Ma quella versione, resa sotto choc, presentava fin da subito molte incongruenze. Prima su tutte, le dichiarazioni della stessa vittima: Andreetta, ricoverato nell’Unità coronarica del Ca’ Foncello, ha sempre affermato che Silvia non l’aveva colpito volontariamente. Stavano discutendo, certo, ma nessuna volontà di ferire. Secondo quanto ricostruito dalla stessa Cannavina di fronte al gip (è ancora formalmente accusata di tentato omicidio) non c’è stata alcuna volontarietà nel suo gesto. La lite c’è stata, questo è dato per scontato, ma si è trattato di un normale battibecco sul lavoro. E il coltello? Silvia stava preparando i tramezzini mentre discuteva con Paolo. Pare che in un gesto di stizza abbia sollevato il coltello e poi sia accaduto l’imponderabile. Andreetta si sarebbe avvicinato, lei non sarebbe arretrata. Ed ecco che la lama si è conficcata nel torace del titolare del Petrol bar di Roncade, lungo la Treviso Mare. Immediati i soccorsi e l’intervento dei carabinieri.
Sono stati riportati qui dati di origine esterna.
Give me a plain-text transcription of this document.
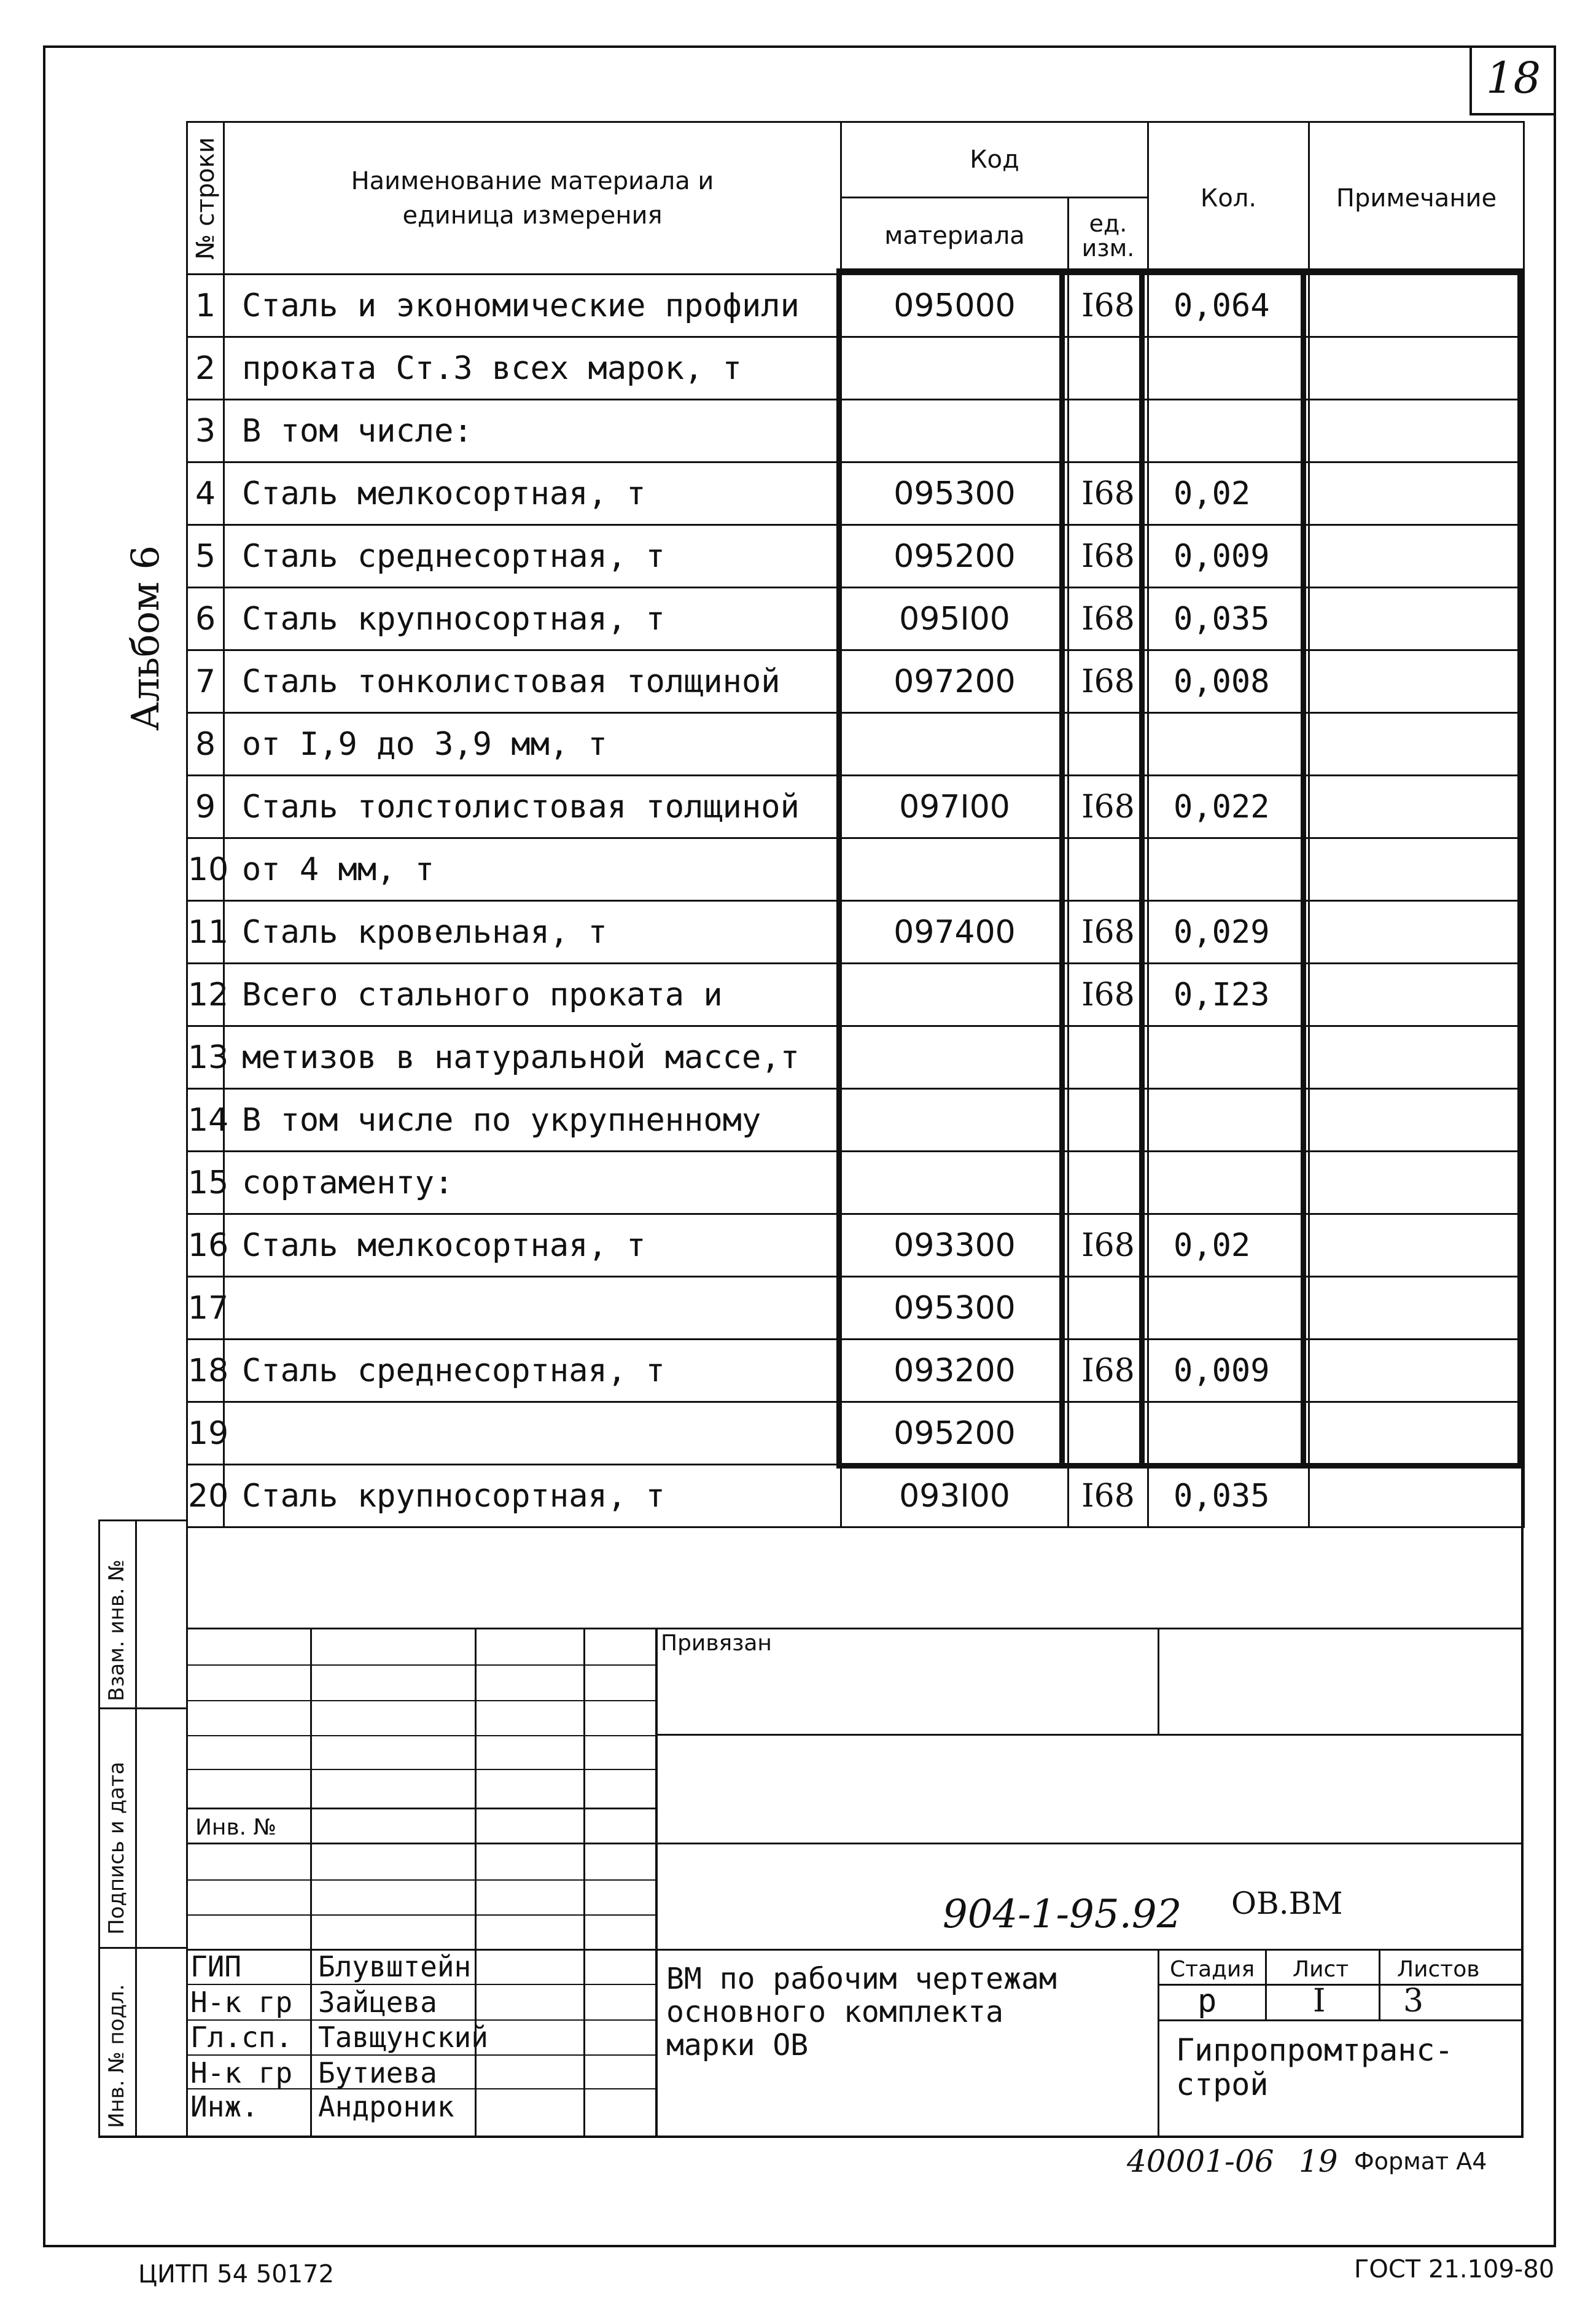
18
Альбом 6
№ строки	Наименование материала и единица измерения	Код		Кол.	Примечание
		материала	ед. изм.		
1	Сталь и экономические профили	095000	I68	0,064	
2	проката Ст.3 всех марок, т				
3	В том числе:				
4	Сталь мелкосортная, т	095300	I68	0,02	
5	Сталь среднесортная, т	095200	I68	0,009	
6	Сталь крупносортная, т	095I00	I68	0,035	
7	Сталь тонколистовая толщиной	097200	I68	0,008	
8	от I,9 до 3,9 мм, т				
9	Сталь толстолистовая толщиной	097I00	I68	0,022	
10	от 4 мм, т				
11	Сталь кровельная, т	097400	I68	0,029	
12	Всего стального проката и		I68	0,I23	
13	метизов в натуральной массе,т				
14	В том числе по укрупненному				
15	сортаменту:				
16	Сталь мелкосортная, т	093300	I68	0,02	
17		095300			
18	Сталь среднесортная, т	093200	I68	0,009	
19		095200			
20	Сталь крупносортная, т	093I00	I68	0,035	
Взам. инв. №
Подпись и дата
Инв. № подл.
Привязан
Инв. №
904-1-95.92 ОВ.ВМ
ГИП	Блувштейн
Н-к гр Зайцева
Гл.сп. Тавщунский
Н-к гр Бутиева
Инж. Андроник
ВМ по рабочим чертежам
основного комплекта
марки ОВ
Стадия Лист Листов
р	I 3
Гипропромтранс-
строй
40001-06 19 Формат А4
ЦИТП 54 50172	ГОСТ 21.109-80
Subito il ferito ha affermato che si era trattato di un incidente, che la sua dipendente e amica non aveva fatto apposta. Ma le indagini dovevano seguire la loro strada. Ed ecco il primo interrogatorio, di fronte ai carabinieri e al pubblico ministero titolare del fascicolo di indagine, Gabriella Cama. La donna, 32 anni, originaria di Meolo e da poco residente a Monastier, prima ha cercato di difendersi dicendo di non averlo fatto apposta, che era stato un terribile incidente. Poi nella sua mente deve essere scattato qualcosa. Vuoi la paura, vuoi lo choc, ha sussurrato di aver colpito il suo titolare volontariamente. Ecco che è scattata l’accusa, pesante come un macigno, di tentato omicidio e la necessità di ricorrere a una misura cautelare.
Venerdì, dal letto d’ospedale, il cinquantenne trevigiano ha preso le difese del suo presunto aggressore: «Forse non aveva una vera e propria volontà di ferirmi. La sua era più che altro una minaccia». «La discussione è nata attorno alla preparazione della pastasciutta. Ma abbiamo litigato tutti e due, e in casi come questi la colpa è di entrambi», ha affermato Andreetta. «Io mi assumo la mia parte di responsabilità e spero che Silvia torni libera quanto prima perché è una brava ragazza. Se non fosse stata lei a insistere per chiamare l’ambulanza, io non l’avrei fatto e forse non sarei neppure qui».
Ora Silvia Cannavina è libera, ma il procedimento giudiziario a suo carico non si fermerà. Tutto da vedere, alla luce dell’interrogatorio di garanzia, se reggerà ancora l’accusa di tentato omicidio. Con ogni probabilità l’ipotesi di reato sarà di gran lunga alleggerita. Ieri la notizia della scarcerazione di Silvia Cannavina ha ovviamente reso felice la sua famiglia. A stretto giro si presenterà in ospedale per far visita al suo datore di lavoro.